By 1974, she joined President Bill Agee at National Bank of Newport. In the bookkeeping department she worked alongside Elyane Trent, Pat Gardner, Marlene Cody, Mary Esther Williams and many others you know. She finally retired from the bank in 2013.

She and Don have two children: Donna Jones, a music teacher at Cosby High School and longtime Key Club sponsor; and Trey Jones, retired US Marine. He operates Jones & Sons Landscaping and lawn care business here. There are two grandsons: Peyton, 6, and Charlie, 9, students at Newport Grammar School.

Although working and raising children and helping with grandchildren, Don and Audrey always made time for Newport Kiwanis. Audrey eventually became a Lt. Governor in the K-T Division 5. She is local club historian. Kiwanian Sam Moscato serves on the Sunset Gap board with Audrey, who is executive director.

The former director, Karen Hekel, whose husband Jim was a former Plain Talk managing editor until he died, is now with Heartland Services, a group home operator in Newport.

By Sept. 2018, Audrey became Sunset Gap director. As I sat and talked with the Joneses on the high porch near Bogard, I couldn’t help but remember Bob Davis. He was director in the 1970s.

Alan Massey is the maintenance man there. Elaine Gunter helps in the office and coordinates the food pantry. And, of course, our old friends Betty and Tootie still operate the Sunset Gap Thrift Store.

Those who have a vehicle or friends with a vehicle line up for food. The disabled only have to appear once to signup and designate a person who can get the food box for them. Audrey said that at least 150 elderly and handicapped cannot get to the Gap so the volunteers serve hot meals to them. That is what is great about Cocke County. It has always been great at helping others.

‘I love to give back. God put me here for a reason,” she said. As a reminder, Sunset Gap is a ministry of the Presbyterian Church USA, and tied closely via covenant to the Holston and East Tennessee Presbyteries.

She also likes teaching the visiting summer youth country cooking. The Gap can always use more volunteers to bolster the eight or nine who show up every Wednesday morning for the food pantry.

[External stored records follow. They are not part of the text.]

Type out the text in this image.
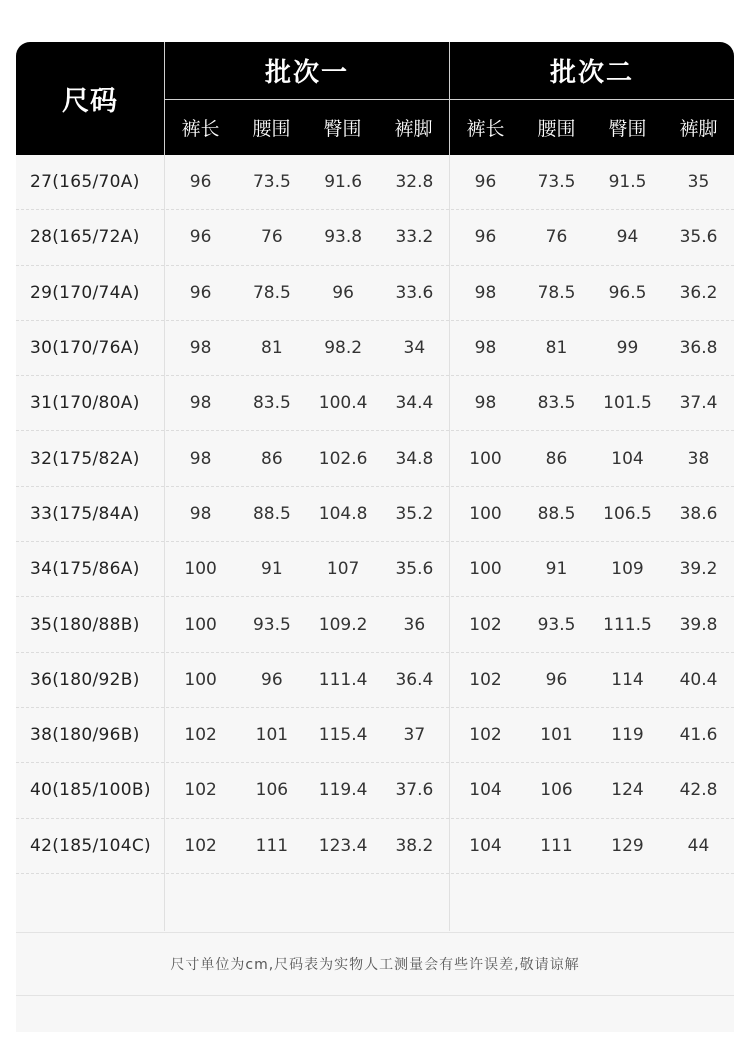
尺码
批次一	批次二
裤长	腰围	臀围	裤脚	裤长	腰围	臀围	裤脚
27(165/70A)	96	73.5	91.6	32.8	96	73.5	91.5	35
28(165/72A)	96	76	93.8	33.2	96	76	94	35.6
29(170/74A)	96	78.5	96	33.6	98	78.5	96.5	36.2
30(170/76A)	98	81	98.2	34	98	81	99	36.8
31(170/80A)	98	83.5	100.4	34.4	98	83.5	101.5	37.4
32(175/82A)	98	86	102.6	34.8	100	86	104	38
33(175/84A)	98	88.5	104.8	35.2	100	88.5	106.5	38.6
34(175/86A)	100	91	107	35.6	100	91	109	39.2
35(180/88B)	100	93.5	109.2	36	102	93.5	111.5	39.8
36(180/92B)	100	96	111.4	36.4	102	96	114	40.4
38(180/96B)	102	101	115.4	37	102	101	119	41.6
40(185/100B)	102	106	119.4	37.6	104	106	124	42.8
42(185/104C)	102	111	123.4	38.2	104	111	129	44
尺寸单位为cm,尺码表为实物人工测量会有些许误差,敬请谅解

What a joy it gives her and others at the Gap to see the four out-of-state brothers arrive every year to pick a project and do it. Tourism Director Linda Lewanski also drops by to help visiting students learn more about Cocke County.

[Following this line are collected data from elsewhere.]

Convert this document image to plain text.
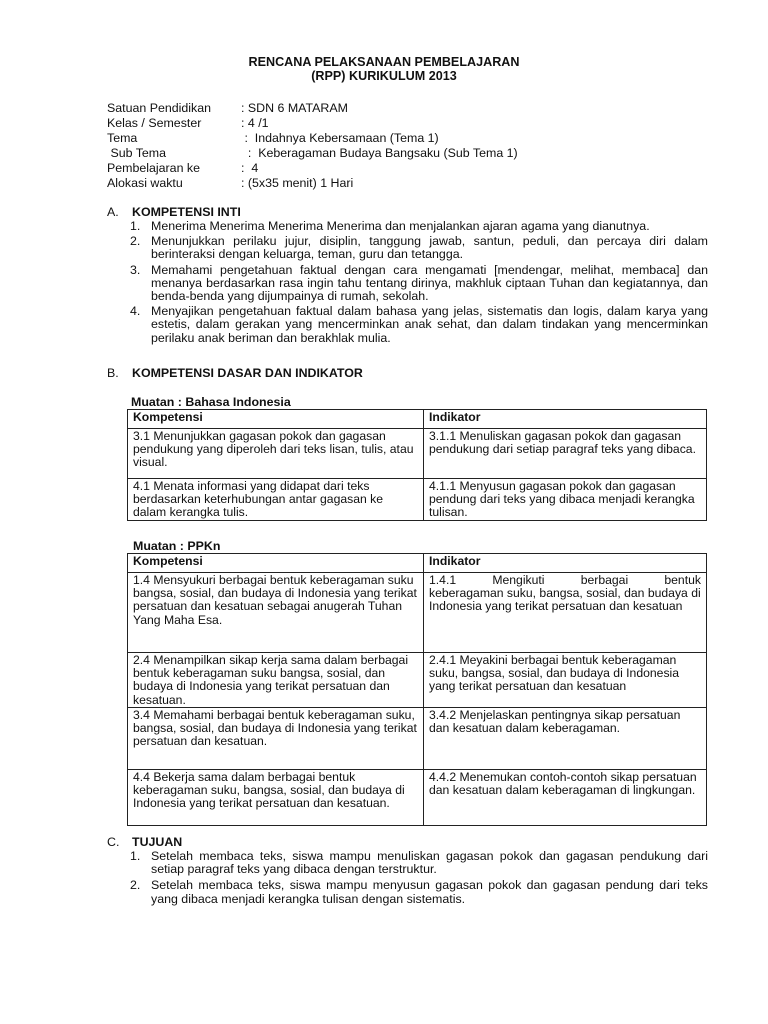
RENCANA PELAKSANAAN PEMBELAJARAN
(RPP) KURIKULUM 2013
Satuan Pendidikan	: SDN 6 MATARAM
Kelas / Semester	: 4 /1
Tema	:  Indahnya Kebersamaan (Tema 1)
Sub Tema	:  Keberagaman Budaya Bangsaku (Sub Tema 1)
Pembelajaran ke	:  4
Alokasi waktu	: (5x35 menit) 1 Hari
A. KOMPETENSI INTI
1. Menerima Menerima Menerima Menerima dan menjalankan ajaran agama yang dianutnya.
2. Menunjukkan perilaku jujur, disiplin, tanggung jawab, santun, peduli, dan percaya diri dalam berinteraksi dengan keluarga, teman, guru dan tetangga.
3. Memahami pengetahuan faktual dengan cara mengamati [mendengar, melihat, membaca] dan menanya berdasarkan rasa ingin tahu tentang dirinya, makhluk ciptaan Tuhan dan kegiatannya, dan benda-benda yang dijumpainya di rumah, sekolah.
4. Menyajikan pengetahuan faktual dalam bahasa yang jelas, sistematis dan logis, dalam karya yang estetis, dalam gerakan yang mencerminkan anak sehat, dan dalam tindakan yang mencerminkan perilaku anak beriman dan berakhlak mulia.
B. KOMPETENSI DASAR DAN INDIKATOR
Muatan : Bahasa Indonesia
Kompetensi	Indikator
3.1 Menunjukkan gagasan pokok dan gagasan pendukung yang diperoleh dari teks lisan, tulis, atau visual.	3.1.1 Menuliskan gagasan pokok dan gagasan pendukung dari setiap paragraf teks yang dibaca.
4.1 Menata informasi yang didapat dari teks berdasarkan keterhubungan antar gagasan ke dalam kerangka tulis.	4.1.1 Menyusun gagasan pokok dan gagasan pendung dari teks yang dibaca menjadi kerangka tulisan.
Muatan : PPKn
Kompetensi	Indikator
1.4 Mensyukuri berbagai bentuk keberagaman suku bangsa, sosial, dan budaya di Indonesia yang terikat persatuan dan kesatuan sebagai anugerah Tuhan Yang Maha Esa.	1.4.1 Mengikuti berbagai bentuk
keberagaman suku, bangsa, sosial, dan budaya di Indonesia yang terikat persatuan dan kesatuan

2.4 Menampilkan sikap kerja sama dalam berbagai bentuk keberagaman suku bangsa, sosial, dan budaya di Indonesia yang terikat persatuan dan kesatuan.	2.4.1 Meyakini berbagai bentuk keberagaman suku, bangsa, sosial, dan budaya di Indonesia yang terikat persatuan dan kesatuan
3.4 Memahami berbagai bentuk keberagaman suku, bangsa, sosial, dan budaya di Indonesia yang terikat persatuan dan kesatuan.	3.4.2 Menjelaskan pentingnya sikap persatuan dan kesatuan dalam keberagaman.
4.4 Bekerja sama dalam berbagai bentuk keberagaman suku, bangsa, sosial, dan budaya di Indonesia yang terikat persatuan dan kesatuan.	4.4.2 Menemukan contoh-contoh sikap persatuan dan kesatuan dalam keberagaman di lingkungan.
C. TUJUAN
1. Setelah membaca teks, siswa mampu menuliskan gagasan pokok dan gagasan pendukung dari setiap paragraf teks yang dibaca dengan terstruktur.
2. Setelah membaca teks, siswa mampu menyusun gagasan pokok dan gagasan pendung dari teks yang dibaca menjadi kerangka tulisan dengan sistematis.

The food pantry winds down at noon. Hundreds of boxes of vegetables, fresh fruit (strawberries last week), USDA meats, breads, have disappeared. The line continues so that at 11:30 a.m. the last car’s driver in line is handed a stick with an orange tag denoting that no one else can get in line that day.

Wait until next Wednesday; stretch those beans and cornbread. God bless the Gap.